Start-up idea to solve civic issues? BMC gets ready to fund itUpdated: Feb 10, 2020 23:47 IST
If you have a start-up idea that could resolve a civic governance issue, you now have a chance to get funds for the project from the Brihanmumbai Municipal Corporation (BMC) to implement it. As a part of its start-up policy, the BMC has now decided to fund not just the professionals but also individual residents, students and citizen groups who come up with an actionable solution on a civic issue. The BMC will give preference to those start-ups for funding which can develop innovative ideas along with technical implementation.

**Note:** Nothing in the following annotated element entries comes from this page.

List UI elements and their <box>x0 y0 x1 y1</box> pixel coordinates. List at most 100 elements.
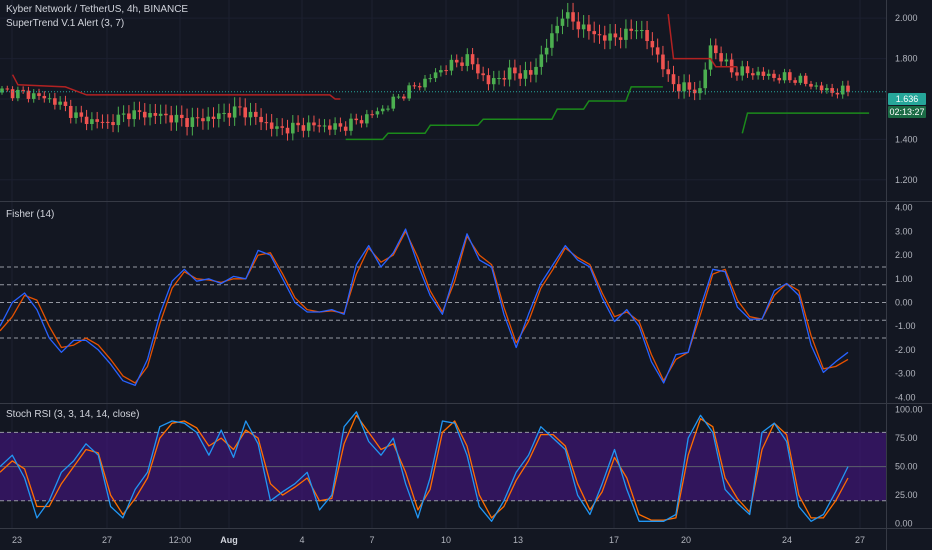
candle[interactable] <box>407 82 411 102</box>
candle[interactable] <box>624 19 628 49</box>
candle[interactable] <box>735 66 739 81</box>
candle[interactable] <box>142 103 147 126</box>
candle[interactable] <box>26 86 31 103</box>
candle[interactable] <box>53 92 57 110</box>
candle[interactable] <box>449 54 454 76</box>
candle[interactable] <box>68 99 73 124</box>
indicator-legend-supertrend[interactable]: SuperTrend V.1 Alert (3, 7) <box>6 18 125 29</box>
candle[interactable] <box>63 95 68 112</box>
candle[interactable] <box>581 15 586 38</box>
candle[interactable] <box>306 115 311 138</box>
candle[interactable] <box>698 80 702 100</box>
indicator-legend-stoch-rsi[interactable]: Stoch RSI (3, 3, 14, 14, close) <box>6 409 140 420</box>
candle[interactable] <box>550 24 554 56</box>
candle[interactable] <box>79 105 84 123</box>
candle[interactable] <box>370 110 374 119</box>
candle[interactable] <box>803 73 808 87</box>
candle[interactable] <box>613 24 618 46</box>
candle[interactable] <box>5 85 10 92</box>
price-pane[interactable] <box>0 2 886 141</box>
candle[interactable] <box>158 104 163 125</box>
candle[interactable] <box>259 108 263 131</box>
candle[interactable] <box>729 53 734 78</box>
candle[interactable] <box>0 86 4 95</box>
candle[interactable] <box>396 93 401 100</box>
candle[interactable] <box>497 70 501 85</box>
stoch-pane[interactable] <box>0 411 886 522</box>
candle[interactable] <box>587 15 591 40</box>
candle[interactable] <box>835 88 840 99</box>
candle[interactable] <box>571 2 575 30</box>
candle[interactable] <box>814 82 819 90</box>
candle[interactable] <box>254 103 258 125</box>
candle[interactable] <box>37 88 41 100</box>
candle[interactable] <box>153 103 158 124</box>
candle[interactable] <box>677 75 681 99</box>
candle[interactable] <box>825 84 829 94</box>
candle[interactable] <box>269 114 274 137</box>
candle[interactable] <box>137 101 142 120</box>
candle[interactable] <box>285 119 290 141</box>
candle[interactable] <box>560 9 565 35</box>
candle[interactable] <box>301 117 306 138</box>
candle[interactable] <box>555 16 559 42</box>
candle[interactable] <box>386 105 390 112</box>
candle[interactable] <box>534 58 538 83</box>
candle[interactable] <box>682 74 686 99</box>
candle[interactable] <box>740 60 745 81</box>
candle[interactable] <box>21 86 25 94</box>
candle[interactable] <box>248 102 253 126</box>
candle[interactable] <box>809 80 813 90</box>
candle[interactable] <box>105 114 110 129</box>
candle[interactable] <box>454 54 459 68</box>
candle[interactable] <box>719 46 723 68</box>
candle[interactable] <box>798 73 803 86</box>
candle[interactable] <box>127 105 131 127</box>
candle[interactable] <box>317 118 322 133</box>
candle[interactable] <box>819 81 824 94</box>
candle[interactable] <box>185 108 189 136</box>
candle[interactable] <box>169 105 173 131</box>
candle[interactable] <box>328 119 332 136</box>
candle[interactable] <box>692 81 697 101</box>
candle[interactable] <box>359 115 364 128</box>
candle[interactable] <box>745 61 750 78</box>
candle[interactable] <box>576 12 581 38</box>
candle[interactable] <box>618 27 623 49</box>
candle[interactable] <box>227 103 232 126</box>
candle[interactable] <box>439 65 443 77</box>
candle[interactable] <box>513 59 517 81</box>
candle[interactable] <box>428 74 433 83</box>
candle[interactable] <box>312 115 316 132</box>
candle[interactable] <box>507 59 512 87</box>
candle[interactable] <box>544 38 549 63</box>
candle[interactable] <box>772 69 776 82</box>
candle[interactable] <box>751 68 755 80</box>
candle[interactable] <box>756 66 760 80</box>
candle[interactable] <box>782 68 787 84</box>
candle[interactable] <box>444 65 448 76</box>
candle[interactable] <box>95 111 99 129</box>
candle[interactable] <box>539 45 544 75</box>
candle[interactable] <box>132 101 136 127</box>
candle[interactable] <box>333 117 337 135</box>
candle[interactable] <box>417 82 422 91</box>
candle[interactable] <box>592 21 596 43</box>
candle[interactable] <box>846 80 850 97</box>
candle[interactable] <box>724 53 729 68</box>
candle[interactable] <box>201 108 205 130</box>
candle[interactable] <box>238 97 242 116</box>
candle[interactable] <box>380 105 385 115</box>
candle[interactable] <box>296 115 300 132</box>
candle[interactable] <box>714 38 718 60</box>
candle[interactable] <box>365 109 369 128</box>
candle[interactable] <box>190 107 195 136</box>
candle[interactable] <box>322 119 327 133</box>
candle[interactable] <box>10 86 15 101</box>
candle[interactable] <box>58 96 62 110</box>
candle[interactable] <box>650 32 655 56</box>
candle[interactable] <box>766 69 771 80</box>
candle[interactable] <box>661 45 665 78</box>
candle[interactable] <box>629 19 634 40</box>
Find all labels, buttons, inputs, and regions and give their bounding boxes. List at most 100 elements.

The move to involve citizens for start-up ideas was announced in BMC’s annual budget 2020-21, presented on February 4. However, the budgetary allocation for the implementation of the start-up policy has been curtailed by 25% to ₹15 crore for the upcoming financial year.
“It is true that we were considering only professionals to come up with innovative ideas for start-ups. But the word ‘start-up’ itself indicates that anyone with an innovative idea, which can be implemented, can be a part of a start-up. So, if any citizen pitches an idea that not only offers solutions to civic issues but also has the potential to become a business model, the civic body will provide the necessary help to the individual,” a senior civic official said.
According to BMC’s start-up policy, the incubation centre at Andheri to aid the start-ups will house nascent entrepreneurs who can offer novel solutions on civic issues such as education, health management, waste management, transportation etc, by providing them with infrastructure and funds to get working on the start-up ideas. The aspirants selected to implement their start-up ideas will be granted a work order of up to ₹50 lakh to implement a pilot of the proposed solution.
The BMC’s special purpose vehicle (SPV), which will be implementing the start-up policy, will be called the Society for Mumbai Incubation Lab to Entrepreneurship (SMILE). For the start-up hub and innovation policy, the civic body has tied up with Indian Institute of Technology-Bombay’s (IIT-B) Society for Innovation and Entrepreneurship (SINE), which runs a similar start-up cell or incubation centre.
Until now, the BMC has not listed out a mechanism for the selection of aspirants, but the incubation centre for the initiative is ready.
James John, coordinator of non-governmental organisation Action for good Governance and Networking in India (AGNI), said, “The move is appreciable as citizens’ involvement with the government to work on civic issues is very important. This initiative has a scope to bring innovative ideas on the table that will work for everyone.”
The start-ups will be selected by a panel comprising BMC officials, IIT professionals and experts from the industry. The incubation centre will also have experts from various sectors such as finance, public sector and administration. The new firms can occupy the offices until they start making enough profits to run their organisation on their own. Similarly, if any firm fails to show good results or continues to make losses, they will be asked to move out of the incubation centre.